US stocks slumped Monday after election results in Italy showed a race too close to call. That left investors fearful that the country, the euro region's third-largest, will struggle to form a government that can move forward with reforms to revive the economy, rekindling the region's debt crisis and worries over the viability of its shared currency, the euro.
Italy's main stock index dropped 4.9 percent yesterday. The yield on Italy's benchmark government bond rose sharply, to 4.83 percent from 4.43 percent the day before, as investors sold them. That's still far below the 7 percent the yield traded at in January 2012, when confidence in Italy's finances was far lower. The euro was little changed against the dollar.
Other European indexes also fell, but not as much. Stocks fell 2.3 percent in Germany, 2.7 percent in France, and 1.3 percent in Britain.
In US government bond trading, the yield on the 10-year Treasury note, which moves inversely to prices, rose two basis points to 1.88 percent.
Among other companies making big moves yesterday;
- Tyson Foods fell 86 cents, or 3.7 percent, to US$22.40 after it said that its fiscal second quarter has been tougher than expected because of lower margins in its beef and pork divisions.
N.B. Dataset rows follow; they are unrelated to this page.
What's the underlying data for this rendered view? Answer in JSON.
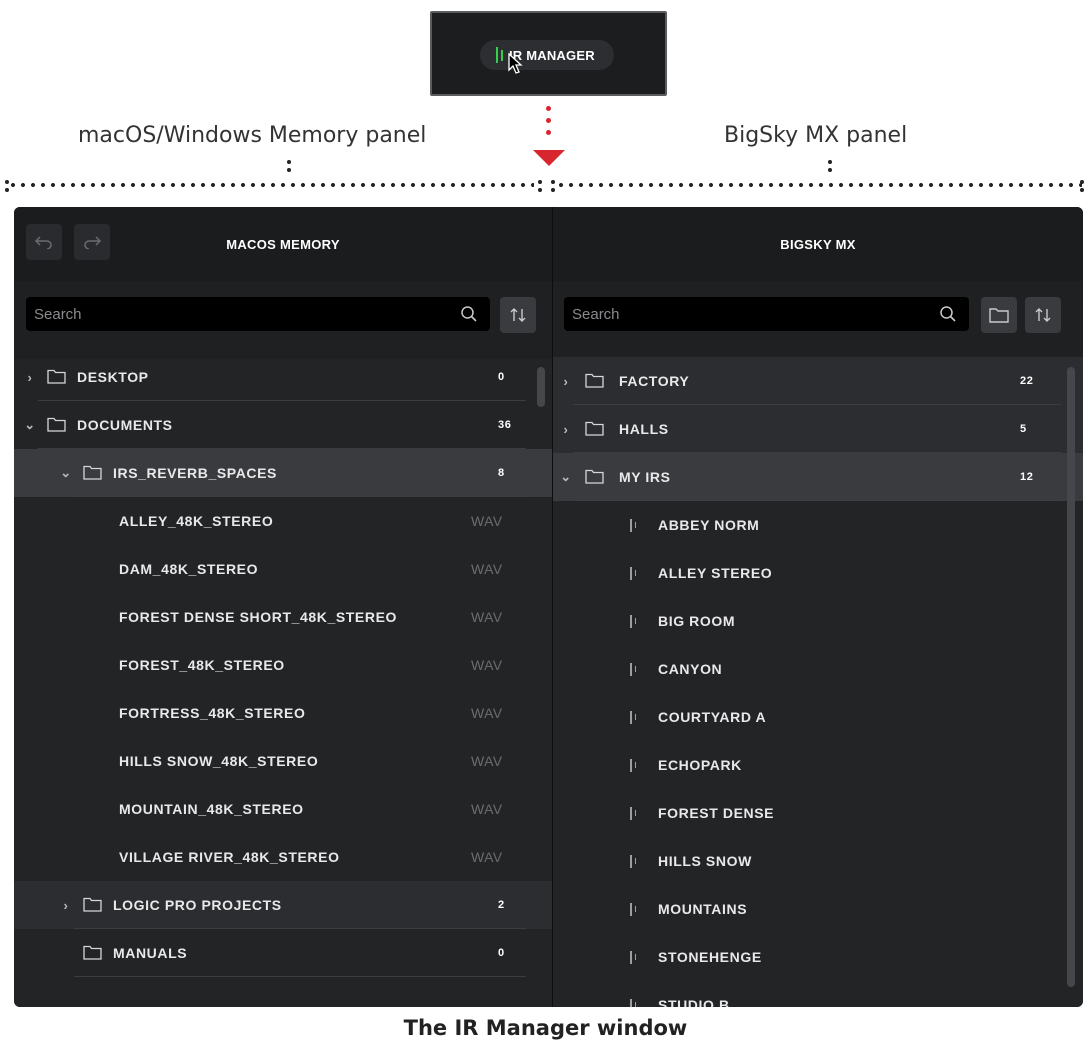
{
  "top_button": {
    "label": "IR MANAGER"
  },
  "annotations": {
    "left": "macOS/Windows Memory panel",
    "right": "BigSky MX panel",
    "caption": "The IR Manager window"
  },
  "left_panel": {
    "title": "MACOS MEMORY",
    "search_placeholder": "Search",
    "items": [
      {
        "type": "folder",
        "label": "DESKTOP",
        "count": "0",
        "expanded": false
      },
      {
        "type": "folder",
        "label": "DOCUMENTS",
        "count": "36",
        "expanded": true
      },
      {
        "type": "folder",
        "label": "IRS_REVERB_SPACES",
        "count": "8",
        "expanded": true
      },
      {
        "type": "file",
        "label": "ALLEY_48K_STEREO",
        "ext": "WAV"
      },
      {
        "type": "file",
        "label": "DAM_48K_STEREO",
        "ext": "WAV"
      },
      {
        "type": "file",
        "label": "FOREST DENSE SHORT_48K_STEREO",
        "ext": "WAV"
      },
      {
        "type": "file",
        "label": "FOREST_48K_STEREO",
        "ext": "WAV"
      },
      {
        "type": "file",
        "label": "FORTRESS_48K_STEREO",
        "ext": "WAV"
      },
      {
        "type": "file",
        "label": "HILLS SNOW_48K_STEREO",
        "ext": "WAV"
      },
      {
        "type": "file",
        "label": "MOUNTAIN_48K_STEREO",
        "ext": "WAV"
      },
      {
        "type": "file",
        "label": "VILLAGE RIVER_48K_STEREO",
        "ext": "WAV"
      },
      {
        "type": "folder",
        "label": "LOGIC PRO PROJECTS",
        "count": "2",
        "expanded": false
      },
      {
        "type": "folder",
        "label": "MANUALS",
        "count": "0",
        "expanded": false
      }
    ]
  },
  "right_panel": {
    "title": "BIGSKY MX",
    "search_placeholder": "Search",
    "items": [
      {
        "type": "folder",
        "label": "FACTORY",
        "count": "22",
        "expanded": false
      },
      {
        "type": "folder",
        "label": "HALLS",
        "count": "5",
        "expanded": false
      },
      {
        "type": "folder",
        "label": "MY IRS",
        "count": "12",
        "expanded": true
      },
      {
        "type": "ir",
        "label": "ABBEY NORM"
      },
      {
        "type": "ir",
        "label": "ALLEY STEREO"
      },
      {
        "type": "ir",
        "label": "BIG ROOM"
      },
      {
        "type": "ir",
        "label": "CANYON"
      },
      {
        "type": "ir",
        "label": "COURTYARD A"
      },
      {
        "type": "ir",
        "label": "ECHOPARK"
      },
      {
        "type": "ir",
        "label": "FOREST DENSE"
      },
      {
        "type": "ir",
        "label": "HILLS SNOW"
      },
      {
        "type": "ir",
        "label": "MOUNTAINS"
      },
      {
        "type": "ir",
        "label": "STONEHENGE"
      },
      {
        "type": "ir",
        "label": "STUDIO B"
      }
    ]
  },
  "colors": {
    "accent_green": "#33d14a",
    "arrow_red": "#d8262f"
  }
}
The nation's biggest meat company said it's still optimistic about its full-year results.
- Oneok fell US$1.86, or 4 percent, to US$44.34 after the natural gas company cut its distribution growth forecast for the next three years, citing expectations of lower sales volumes and prices of natural gas liquids.
- Martha Stewart Living Omnimedia fell 16 cents, or 5.3 percent, to US$2.85 after the company said its fourth-quarter net income slid 74 percent as it continues to struggle with weak results at its publishing and broadcasting divisions.
- Macy's rose US$1.33, or 3.5 percent, to US$39.85 after its results beat analysts' forecasts.